Artificial low interest rates by the Federal Reserve and home loan guarantees by the Government through FHA, VA, and USDA allowed for the credit and housing bubble to reach the height that it did. Throughout the housing bubble the Government continuously increased the conventional loan limits that it would guarantee, allowing individuals to increase the debt burden they could take upon themselves. This of course was done under the pretense of making homes more affordable when nothing but the opposite is true. Artificial low rates that did not reflect a balance between supply and demand but instead are just an arbitrary number set by the Federal Reserve, amplified the ability to qualify for even greater debt. The resulting increases in home prices were not based on fundamentals but anti-free market policies that brought us a real estate bubble with values beyond affordability.
With the stock market dropping in value various lawmakers argued that mark-to-market regulations were to blame as companies had to write down their losses to the current value of those assets and liabilities at that time. With mark-to-market regulation in place, financial institutions such as JP Morgan, Bank of America, Citi Financial, Goldman Sachs, Wells Fargo, etc. had to realize their losses on their balance sheets making them in essence insolvent. Not as a result of mark-to-market regulation but as a real reflection of their financially irresponsible business decisions.
With the passage of the various bailout bills, supported and voted for by both political parties, mark-to-market accounting regulation became a norm of the past. Financial Institutions quickly adapted and posted record profits as they took the previously marked down losses and restated them as gains, allowing for business to continue as usual.
The Federal Housing Administration continues to guarantee loans at questionable terms with only 3.5% down payment, VA continues to guarantee loans of up to 102%, and the USDA made a serious effort in 2009 to increase home ownership in rural areas with a population of less than 25,000. The New York Times reports in its article “Auditors See Rising Defaults In Rural Loans”
“The response from lenders was immediate.
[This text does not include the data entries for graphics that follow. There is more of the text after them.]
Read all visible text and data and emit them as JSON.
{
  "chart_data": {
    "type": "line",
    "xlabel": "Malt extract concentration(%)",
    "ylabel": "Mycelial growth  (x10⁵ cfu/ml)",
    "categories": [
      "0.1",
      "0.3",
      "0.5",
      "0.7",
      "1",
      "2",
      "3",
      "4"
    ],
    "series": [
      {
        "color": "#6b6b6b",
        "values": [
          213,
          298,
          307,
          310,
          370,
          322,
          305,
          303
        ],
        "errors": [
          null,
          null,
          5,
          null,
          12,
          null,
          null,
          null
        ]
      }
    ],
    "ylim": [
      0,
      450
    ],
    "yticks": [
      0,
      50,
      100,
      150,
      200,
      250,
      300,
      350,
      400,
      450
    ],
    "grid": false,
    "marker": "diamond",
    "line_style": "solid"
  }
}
The value of federally backed rural home loans soared to $16.2 billion in fiscal 2009, up from just $3.7 billion two years earlier. Last year, the guarantees reached nearly $16.8 billion.”
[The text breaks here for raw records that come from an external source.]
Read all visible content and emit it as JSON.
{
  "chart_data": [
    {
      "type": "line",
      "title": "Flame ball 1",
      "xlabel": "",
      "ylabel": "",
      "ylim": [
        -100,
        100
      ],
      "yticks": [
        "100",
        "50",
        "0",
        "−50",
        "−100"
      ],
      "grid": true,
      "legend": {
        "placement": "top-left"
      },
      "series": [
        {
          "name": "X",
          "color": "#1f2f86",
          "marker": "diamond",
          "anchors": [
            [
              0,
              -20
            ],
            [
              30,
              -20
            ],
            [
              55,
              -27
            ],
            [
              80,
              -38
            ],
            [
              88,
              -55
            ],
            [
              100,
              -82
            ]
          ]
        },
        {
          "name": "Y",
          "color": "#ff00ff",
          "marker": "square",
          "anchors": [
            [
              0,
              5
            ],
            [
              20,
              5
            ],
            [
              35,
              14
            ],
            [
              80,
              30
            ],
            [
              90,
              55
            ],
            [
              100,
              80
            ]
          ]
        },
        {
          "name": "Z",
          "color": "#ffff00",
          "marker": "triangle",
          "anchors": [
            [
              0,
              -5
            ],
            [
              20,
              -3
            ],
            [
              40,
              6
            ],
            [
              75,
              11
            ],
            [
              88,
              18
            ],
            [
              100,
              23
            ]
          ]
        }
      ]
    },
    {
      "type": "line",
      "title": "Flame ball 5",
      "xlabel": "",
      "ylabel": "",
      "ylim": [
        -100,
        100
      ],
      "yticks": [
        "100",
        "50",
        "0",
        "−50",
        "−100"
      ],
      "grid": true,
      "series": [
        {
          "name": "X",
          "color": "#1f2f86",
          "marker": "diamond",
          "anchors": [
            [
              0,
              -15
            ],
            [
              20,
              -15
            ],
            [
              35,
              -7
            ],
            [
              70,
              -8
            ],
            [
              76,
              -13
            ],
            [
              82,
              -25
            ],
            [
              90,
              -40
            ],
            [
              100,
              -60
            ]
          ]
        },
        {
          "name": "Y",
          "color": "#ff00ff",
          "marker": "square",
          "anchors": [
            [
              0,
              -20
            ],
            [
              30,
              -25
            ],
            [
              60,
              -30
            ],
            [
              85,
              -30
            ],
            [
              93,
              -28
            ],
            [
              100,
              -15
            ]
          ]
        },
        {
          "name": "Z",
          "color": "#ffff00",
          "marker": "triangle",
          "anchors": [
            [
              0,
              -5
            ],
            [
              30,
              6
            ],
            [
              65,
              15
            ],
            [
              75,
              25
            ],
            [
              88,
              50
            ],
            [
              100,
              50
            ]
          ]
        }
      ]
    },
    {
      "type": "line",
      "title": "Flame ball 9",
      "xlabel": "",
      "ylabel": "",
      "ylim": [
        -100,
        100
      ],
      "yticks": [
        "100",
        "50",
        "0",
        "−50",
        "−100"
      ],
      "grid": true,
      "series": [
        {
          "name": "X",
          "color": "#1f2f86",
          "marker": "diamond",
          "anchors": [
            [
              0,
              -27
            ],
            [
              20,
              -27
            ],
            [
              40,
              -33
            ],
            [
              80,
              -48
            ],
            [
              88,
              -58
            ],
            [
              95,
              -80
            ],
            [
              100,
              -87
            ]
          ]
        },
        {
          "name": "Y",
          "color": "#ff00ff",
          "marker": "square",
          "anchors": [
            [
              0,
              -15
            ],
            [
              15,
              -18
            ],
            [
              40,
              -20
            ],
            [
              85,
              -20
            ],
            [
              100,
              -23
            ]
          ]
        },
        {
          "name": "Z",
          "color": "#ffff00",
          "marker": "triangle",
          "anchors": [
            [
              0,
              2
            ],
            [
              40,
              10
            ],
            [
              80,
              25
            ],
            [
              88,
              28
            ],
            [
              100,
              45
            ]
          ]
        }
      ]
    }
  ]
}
Auditors now come to the realization that a significant amount of those loans that were guaranteed in 2009 present the next wave of defaults. Tammye H. Treviño, administrator of the Rural Housing Service, acknowledges the lending program’s problems yet states
“At a time when new-home construction and home sales in rural America were struggling, we continued to make loans.”
This quote highlights exactly what many experts been stating. Government and Federal Reserve Policy are not solving the problem but merely delaying the inevitable consequences that are growing bigger in size. The current policies are solely attempting to cover the symptoms of the root problems that their anti-free market policies created.